As the founder-CEO of an education technology growth company, already multi-million dollars in sales, and about to launch its second product, my focus lately has been on…you guessed it…fundraising.

I can comfortably say that in the last five+ years, we bootstrapped the company to success. It started as an internship graduate school project through alternative sources of funds support. I started with an initial grant from the Zell Lurie Entrepreneurial Institute at the University of Michigan as well as winning various business plan competitions. After that, we self-sustained to-date. In the same amount of time, the company has reached 30,000 American students and used disruptive technology to provide intervention at schools for at-risk students, elevating their assessment scores and overall learning.

Meticulous planning

My company, Elevate Learning (as Elevate K-12), has delivered one million hours of educational instruction, thanks to our network of 600 teachers across the country, and has grown to many millions of dollars in sales since 2010. We planned our sales and expenses meticulously in order to have funds to successfully re-invest in the business each year, and it worked! Our sales and expenses both grew at a remarkable, sustainable rate.

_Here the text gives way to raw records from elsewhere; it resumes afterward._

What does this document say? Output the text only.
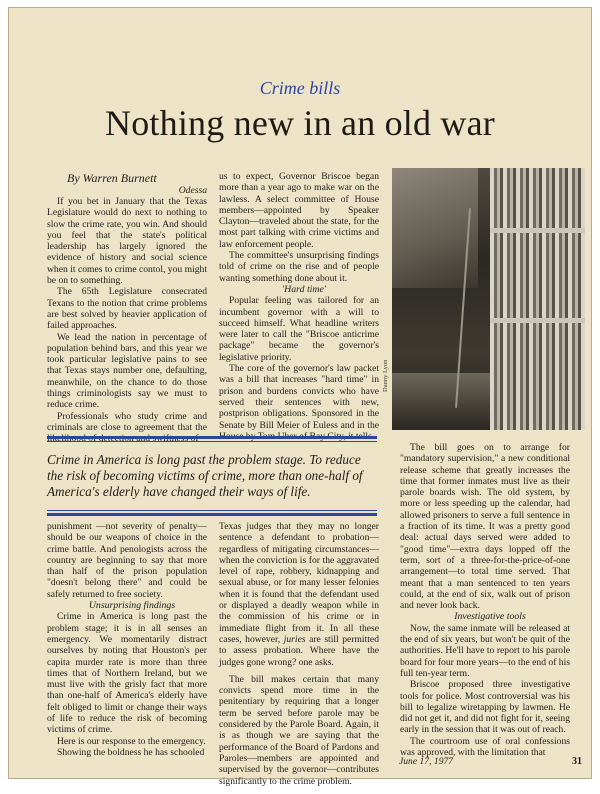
Crime bills
Nothing new in an old war
By Warren Burnett
Odessa

If you bet in January that the Texas Legislature would do next to nothing to slow the crime rate, you win. And should you feel that the state's political leadership has largely ignored the evidence of history and social science when it comes to crime contol, you might be on to something.

The 65th Legislature consecrated Texans to the notion that crime problems are best solved by heavier application of failed approaches.

We lead the nation in percentage of population behind bars, and this year we took particular legislative pains to see that Texas stays number one, defaulting, meanwhile, on the chance to do those things criminologists say we must to reduce crime.

Professionals who study crime and criminals are close to agreement that the

us to expect, Governor Briscoe began more than a year ago to make war on the lawless. A select committee of House members—appointed by Speaker Clayton—traveled about the state, for the most part talking with crime victims and law enforcement people.

The committee's unsurprising findings told of crime on the rise and of people wanting something done about it.

'Hard time'

Popular feeling was tailored for an incumbent governor with a will to succeed himself. What headline writers were later to call the "Briscoe anticrime package" became the governor's legislative priority.

The core of the governor's law packet was a bill that increases "hard time" in prison and burdens convicts who have served their sentences with new, postprison obligations. Sponsored in the Senate by Bill Meier of Euless and in the

Danny Lyon
Crime in America is long past the problem stage. To reduce the risk of becoming victims of crime, more than one-half of America's elderly have changed their ways of life.

The bill goes on to arrange for "mandatory supervision," a new conditional release scheme that greatly increases the time that former inmates must live as their parole boards wish. The old system, by more or less speeding up the calendar, had allowed prisoners to serve a full sentence in a fraction of its time. It was a pretty good deal: actual days served were added to "good time"—extra days lopped off the term, sort of a three-for-the-price-of-one arrangement—to total time served. That meant that a man sentenced to ten years could, at the end of six, walk out of prison and never look back.

Investigative tools

Now, the same inmate will be released at the end of six years, but won't be quit of the authorities. He'll have to report to his parole board for four more years—to the end of his full ten-year term.

Briscoe proposed three investigative tools for police. Most controversial was his bill to legalize wiretapping by lawmen. He did not get it, and did not fight for it, seeing early in the session that it was out of reach.

The courtroom use of oral confessions was approved, with the limitation that

punishment —not severity of penalty—should be our weapons of choice in the crime battle. And penologists across the country are beginning to say that more than half of the prison population "doesn't belong there" and could be safely returned to free society.

Unsurprising findings

Crime in America is long past the problem stage; it is in all senses an emergency. We momentarily distract ourselves by noting that Houston's per capita murder rate is more than three times that of Northern Ireland, but we must live with the grisly fact that more than one-half of America's elderly have felt obliged to limit or change their ways of life to reduce the risk of becoming victims of crime.

Here is our response to the emergency.

Showing the boldness he has schooled

Texas judges that they may no longer sentence a defendant to probation—regardless of mitigating circumstances—when the conviction is for the aggravated level of rape, robbery, kidnapping and sexual abuse, or for many lesser felonies when it is found that the defendant used or displayed a deadly weapon while in the commission of his crime or in immediate flight from it. In all these cases, however, juries are still permitted to assess probation. Where have the judges gone wrong? one asks.

The bill makes certain that many convicts spend more time in the penitentiary by requiring that a longer term be served before parole may be considered by the Parole Board. Again, it is as though we are saying that the performance of the Board of Pardons and Paroles—members are appointed and supervised by the governor—contributes significantly to the crime problem.

June 17, 1977	31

New concept, disruption, discipline

We made location irrelevant to education by providing structured virtual classes to excel students in K-12 beyond what is offered in the American education school system. And I attribute that in part to discipline. Not only discipline on the behalf of my team to make every hour and dollar count, but also as the role discipline plays in the service we offer, which has made all of the difference.

Plan to raise only when the product-market fit is ready

Since its start, the business has grown by 100% each year staying cash flow positive the entire time. We took some time to really understand what the market needs were. We took a year or two to perfect Elevate K-12. We always listened to customer feedback and worked hard on giving the “best” service possible. We hit a point where in order to reach more kids and expand both Elevate K-12 and our second new service Classblox, now in beta, into a diversified education platform, it was time to find the right investor.

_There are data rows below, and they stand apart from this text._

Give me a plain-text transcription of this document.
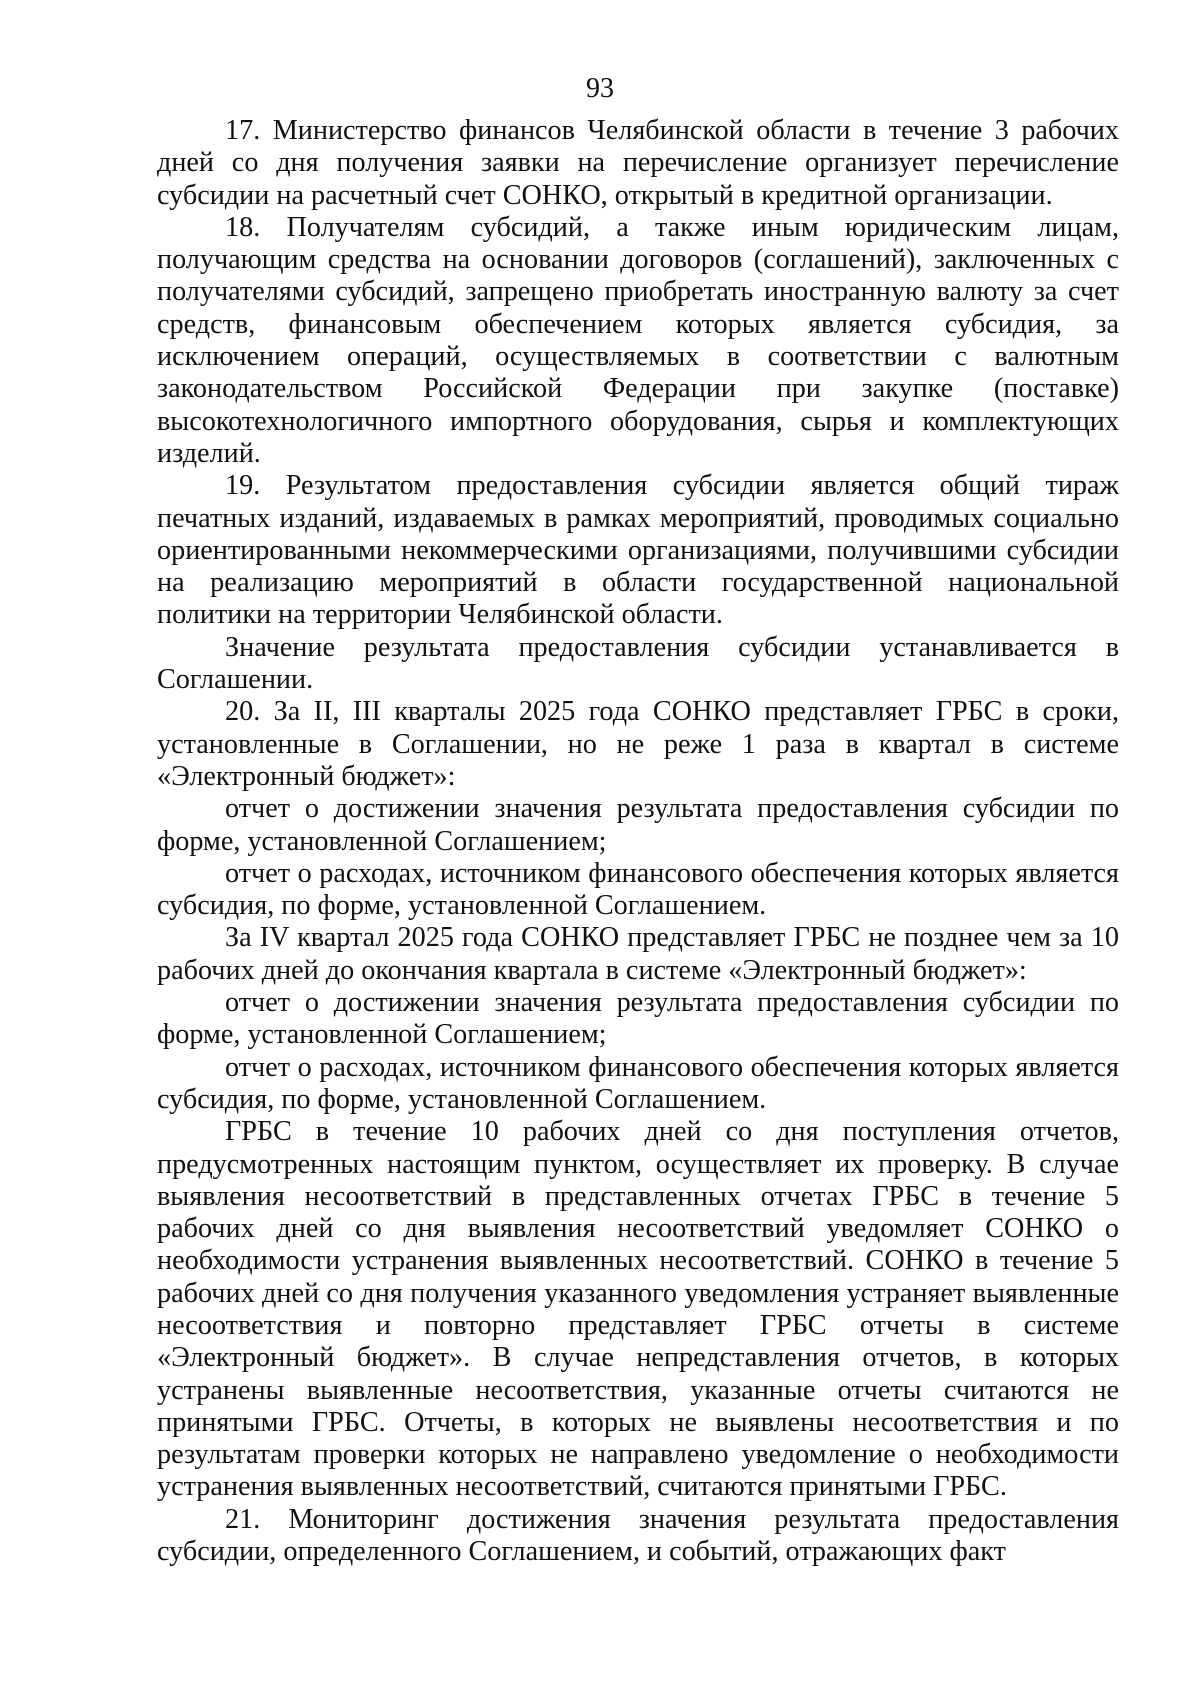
93

17. Министерство финансов Челябинской области в течение 3 рабочих дней со дня получения заявки на перечисление организует перечисление субсидии на расчетный счет СОНКО, открытый в кредитной организации.

18. Получателям субсидий, а также иным юридическим лицам, получающим средства на основании договоров (соглашений), заключенных с получателями субсидий, запрещено приобретать иностранную валюту за счет средств, финансовым обеспечением которых является субсидия, за исключением операций, осуществляемых в соответствии с валютным законодательством Российской Федерации при закупке (поставке) высокотехнологичного импортного оборудования, сырья и комплектующих изделий.

19. Результатом предоставления субсидии является общий тираж печатных изданий, издаваемых в рамках мероприятий, проводимых социально ориентированными некоммерческими организациями, получившими субсидии на реализацию мероприятий в области государственной национальной политики на территории Челябинской области.

Значение результата предоставления субсидии устанавливается в Соглашении.

20. За II, III кварталы 2025 года СОНКО представляет ГРБС в сроки, установленные в Соглашении, но не реже 1 раза в квартал в системе «Электронный бюджет»:

отчет о достижении значения результата предоставления субсидии по форме, установленной Соглашением;

отчет о расходах, источником финансового обеспечения которых является субсидия, по форме, установленной Соглашением.

За IV квартал 2025 года СОНКО представляет ГРБС не позднее чем за 10 рабочих дней до окончания квартала в системе «Электронный бюджет»:

отчет о достижении значения результата предоставления субсидии по форме, установленной Соглашением;

отчет о расходах, источником финансового обеспечения которых является субсидия, по форме, установленной Соглашением.

ГРБС в течение 10 рабочих дней со дня поступления отчетов, предусмотренных настоящим пунктом, осуществляет их проверку. В случае выявления несоответствий в представленных отчетах ГРБС в течение 5 рабочих дней со дня выявления несоответствий уведомляет СОНКО о необходимости устранения выявленных несоответствий. СОНКО в течение 5 рабочих дней со дня получения указанного уведомления устраняет выявленные несоответствия и повторно представляет ГРБС отчеты в системе «Электронный бюджет». В случае непредставления отчетов, в которых устранены выявленные несоответствия, указанные отчеты считаются не принятыми ГРБС. Отчеты, в которых не выявлены несоответствия и по результатам проверки которых не направлено уведомление о необходимости устранения выявленных несоответствий, считаются принятыми ГРБС.

21. Мониторинг достижения значения результата предоставления субсидии, определенного Соглашением, и событий, отражающих факт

Finding the right strategic investor

I was very clear since day one that our investor must understand and believe in the company cause and desire to impact K-12 education for all kids and also believe in our focus to build a sustainable company rather than a quick unicorn.

This spring we finished our first round of funding with Andy Bluhm (Delaware Street Capital) a well-known, savvy hedge fund billionaire with a passion for disruptive education technologies. I am extremely glad that a person as passionate as him is a part of the company. All of Andy’s investments in my company will go to scale Elevate K-12 and launch and grow Classblox. He also signed on to serve as a board observer and closely guides the vision for the two services.

Thanks to Andy’s investment and guidance, along with the hard work of my team, we are now massively scaling Elevate K-12 and conducting targeted pilots of Classblox around Chicago, IL and Ann Arbor, MI. The response from parents and kids using the classes while in beta has been phenomenal. We have seen a 3.6% conversion rate from visit to buy which breaks industry conversion metrics for revenue generating pilots.

Our goal is to give parents, students and schools access to these resources irrespective of whether they are in Montana or Rhode Island. With Elevate K-12 and Classblox, access to quality instructors and classes will not be restricted to where the student lives.